Day 112 (of 184) twitter blogs & stuff are glitzy but do they help student learning
This was the comment shared to me about discussions of change (vs change for sake of change) held in a school. So I’m going to take a pause & talk about my ‘big 5’ changes I am pushing (and get the most pushback & support on) and vent a bit:
1) Technology – while an advocate for blending technology and education (technologization) I try to make it clear that I am more focused on ‘the right tool for the right user’. I make no secret of my preference for Apple products – right from the Apple II that my dad brought home (and was yelled at by his superintendent about bringing in computers instead of the more productive typewriter) which allowed me to focus on the content of my creations rather than the neatness that always eluded me. But through first generation of iPod touches and to the current generation of iPads, I continue to be supportive of these devices for their ease and intuitive nature. For me. For others, I know the Apple OS grinds on them like nails on a chalkboard. Different tools for different learning/creating styles. It is why I do not advocate single platform methodologies (not even mac). I have seen and continue to see technology further personalize the education experience (input & output) for learners. But personalized does not support ‘one size fits all’.
2) twitter, blogs, and SM oh my! – glitzy? Ooookay I guess. All I know is that I get more professional growth through one night of A discussion thread (tonight at #anxietyined ) than sitting through any traditional lecture. The interactive nature allows for asynchronous discussion debate and sharing. The linking allows educators to connect across communities, across time zones and knows no borders. Without a doubt I am supremely confident that this is a great time to be involved in education IF you are ready for schooling to NOT look like it did in the 1980s because like-minded education ‘disrupters’ have an immediate way to network and share ideas and support each other’s changes. Instead of ‘trying out an idea I read about in an education magazine’ I am involved in discussions that allow for a sharing of ideas (& successes & failures) that connect me to specific groups. If not for twitter my #geniushour would not have the framework and ‘trust in the process’ that it does. If not for Social Media I would not have connected with the work of Sugata Mitra and his Self Organized Learning Environments and his “Hole in the Wall” project and TED Talk. And my blog has been effective as a reflection tool AND as a way to challenge myself (and blogging each of the 184 days of learning is a challenge)

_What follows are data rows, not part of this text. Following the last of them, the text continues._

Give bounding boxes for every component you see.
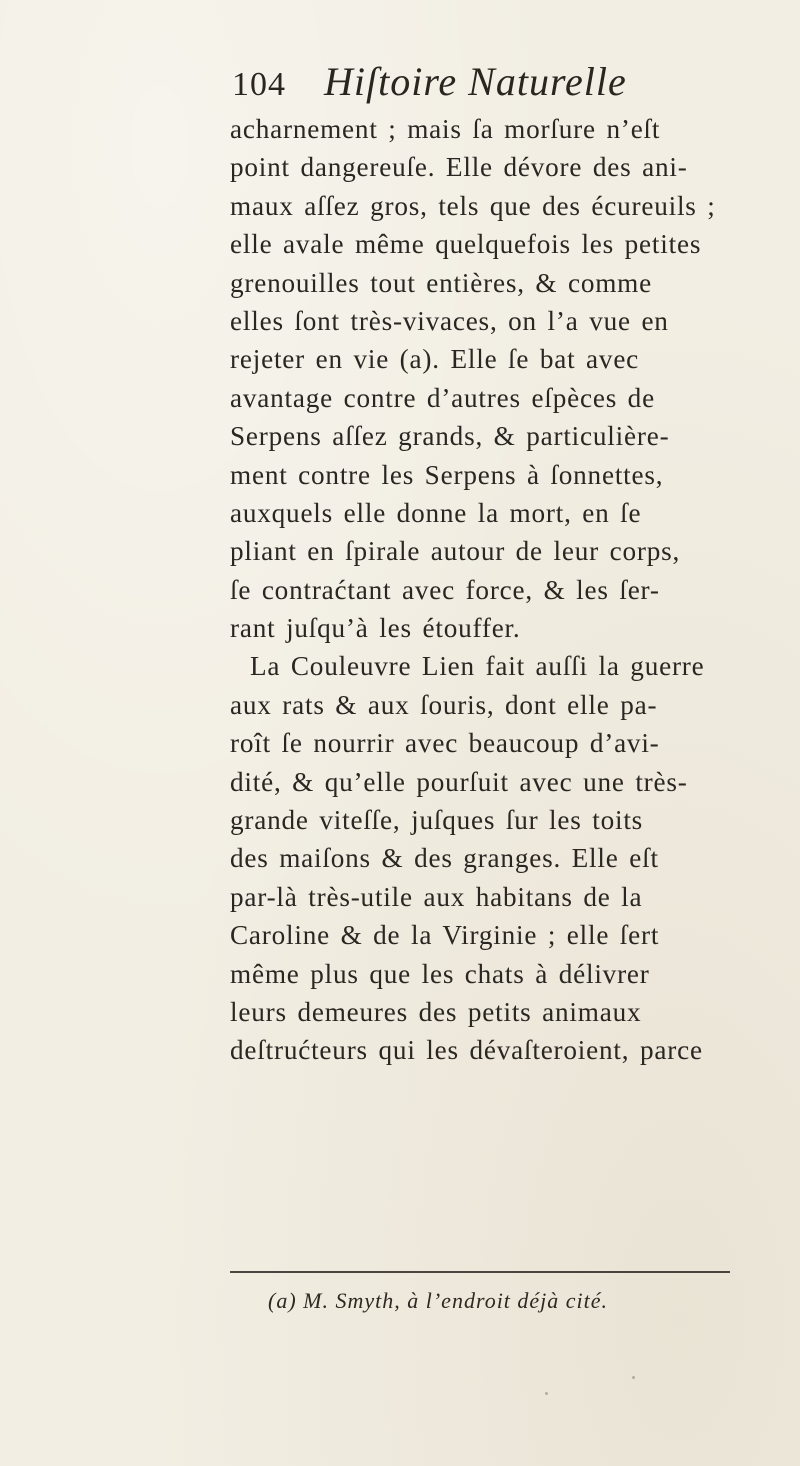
text-line: des maiſons & des granges. Elle eſt	[230, 843, 659, 874]
text-line: elle avale même quelquefois les petites	[230, 229, 702, 260]
page-number: 104	[232, 66, 286, 103]
text-line: ſe contraćtant avec force, & les ſer-	[230, 574, 660, 605]
text-line: deſtrućteurs qui les dévaſteroient, parce	[230, 1035, 703, 1066]
text-line: même plus que les chats à délivrer	[230, 958, 650, 989]
text-line: par-là très-utile aux habitans de la	[230, 881, 643, 912]
text-line: grenouilles tout entières, & comme	[230, 267, 652, 298]
text-line: rejeter en vie (a). Elle ſe bat avec	[230, 344, 640, 375]
text-line: avantage contre d’autres eſpèces de	[230, 382, 655, 413]
text-line: elles ſont très-vivaces, on l’a vue en	[230, 305, 669, 336]
text-line: maux aſſez gros, tels que des écureuils ;	[230, 190, 716, 221]
text-line: roît ſe nourrir avec beaucoup d’avi-	[230, 728, 660, 759]
paragraph-start-line: La Couleuvre Lien fait auſſi la guerre	[250, 651, 705, 682]
footnote: (a) M. Smyth, à l’endroit déjà cité.	[268, 1288, 609, 1313]
text-line: rant juſqu’à les étouffer.	[230, 613, 521, 644]
text-line: auxquels elle donne la mort, en ſe	[230, 497, 642, 528]
text-line: grande viteſſe, juſques ſur les toits	[230, 805, 644, 836]
text-line: Caroline & de la Virginie ; elle ſert	[230, 920, 660, 951]
text-line: acharnement ; mais ſa morſure n’eſt	[230, 114, 661, 144]
text-line: point dangereuſe. Elle dévore des ani-	[230, 152, 688, 183]
text-line: dité, & qu’elle pourſuit avec une très-	[230, 766, 688, 797]
body-text	[230, 110, 730, 1070]
paper-speck	[545, 1392, 548, 1395]
text-line: aux rats & aux ſouris, dont elle pa-	[230, 689, 658, 720]
text-line: leurs demeures des petits animaux	[230, 996, 642, 1027]
page-header	[232, 58, 627, 110]
text-line: ment contre les Serpens à ſonnettes,	[230, 459, 664, 490]
text-line: pliant en ſpirale autour de leur corps,	[230, 536, 681, 567]
running-title: Hiſtoire Naturelle	[324, 59, 627, 104]
footnote-divider	[230, 1271, 730, 1273]
text-line: Serpens aſſez grands, & particulière-	[230, 421, 670, 452]
paper-speck	[632, 1376, 635, 1379]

3) differentiation & descriptive feedback – I mean it makes sense doesn’t it? Learners learning (and showing their knowledge) at different rates and speeds. Different reading levels = different texts to acquire information. Different methodologies to share learning.
But not easy.
And even more difficult: descriptive feedback. So….two challenges: take a golf lesson but have instructor only give you scores out of 10. As a football coach I sneak this analogy in when I am coaching techniques – the kids prefer verbal description. As a teacher when my students have said “I just want a score out of 10” I do provide it but then question them as to what they need to improve. They never see what they need to improve until I provide: descriptive feedback. Challenge 2: (I did this and it freaked me out) don’t put a mark, score or anything onto a weeks worth of assignments – descriptive feedback (start with 2 stars and a wish) only. Fun with math (this was where it ‘clicked’ for me and I’m a librarian/language guy!)
4) eportfolios (vs report cards) at the same discussion about ‘change for the sake of change’ my schools shift from report cards to eportfolios was indirectly referenced. I have long been disenfranchised with the value of report cards since my own children entered school and I more closely saw parents count the number of 3s 4s As and Bs and glance at teacher comments. I’ve also seen a devaluation of letter grades where “C+ is the new F” – I’ve seen a student make great work to get into the C+ range and then burst into tears wondering why her two teachers “don’t like her”. I see teachers create % based on tests from textbooks rather than learning outcomes. I’ve asked if and how “end of year exams” are linked to the learning outcomes and then have conversations stop or change direction… Instead of reporting ‘achievement’ based on tasks, we want to show the learning process that a student is taking. Not a change for the sake of change, but a change to a methodology that has been continually tweeked for a century + without true ‘success & contentment’ by learner (stressor) parent (not seeing beyond letter/number) nor teacher (not showing whole picture) and now looking at something different that can show pictures…and videos…and…
5) anxiety awareness: simply enough go to day 107 of my 184 days of learning: here’s my recent blog of ‘my steps’ (generally)
Day 110 (of 184) Anxiety 107 (a blunt approach to anxiety) http://t.co/nG5cYPRffF
But I’m only too aware that not everybody is ready for the work involved in dealing with anxiety. It’s why I start with an eye on success being four years down the road (knowing it is likely 6 years and maybe fluke out and have a one year miracle change).
Am I using the ‘glitzy’ mechanisms of twitter and blogging? Darn right! Best connection tool I’ve ever had to work with brilliant educators.
Am I following ‘trendy words’ like differentiation, descriptive feedback, anxiety (educations #2 issue behind “engagement” – we won’t go into similarities here) and ‘programs’ like geniushour? Sure. For the past 10+ years. Nothing new, just understanding each better week by week.
Am I trying to start a trend by “killing report cards”. I’m good with this one. I got caught in ‘completing assignments to earn a mark’ – I’d much rather have my kids (home & school) be proud of their actual learning rather than completing a worksheet for bonus marks.
Am I going to get eye rolls. Yep. I’m good with that. I’ve been right more than I’ve been wrong (and yes, I’ve been wrong on a couple things but I stopped those – I’ve made mistakes on some successes but haven’t let those stop a good idea, just tweek it). Means I’m not satisfied with the status quo and want next years learners to have a better experience than this years. Every year.